There was no immediate claim of responsibility but Sunday night's attacks bore the hallmarks of Boko Haram insurgents, fighting since 2009 to carve out a radical Islamic state in the northeast of Africa's biggest economy and oil producer.
Alhassan Muhammad of the National Emergency Management Agency said 23 people died in a suicide bombing at the Jos restaurant while 21 died in a shooting and grenade attack outside the mosque. He said 47 people had been injured.
Plateau State police spokesman Emmanuel Abuh had earlier confirmed reports of two attacks in Jos, the state capital located on the edge of the core insurgency zone in the northeast and been hit by major Boko Haram attacks before.

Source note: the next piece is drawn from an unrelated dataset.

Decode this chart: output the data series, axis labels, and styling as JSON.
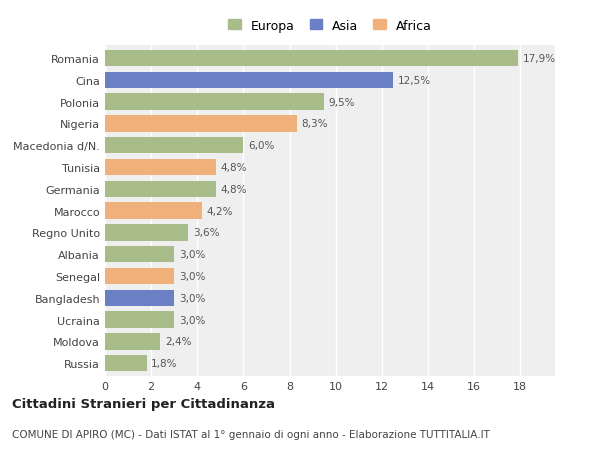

"I saw people running out crying, some with bloodstains," said resident Bashir Abdullahi, describing the scene after he said a suicide bomber ran into the crowded restaurant. "I believe many lives were lost."
The second attack targeted a mosque where a well-known cleric was preaching, witnesses said. Gunmen started shooting sporadically and then there was a loud blast, they said.
"We saw two or three vehicles coming from different directions and we started hearing gunshots from all angles and then a very loud bang, like a bomb being thrown into the mosque," said witness Abubakar Shehu.
A suicide bomber killed six people at a church in northeast Nigeria earlier on Sunday after a week in which suspected Boko Haram insurgents killed more than 200 people.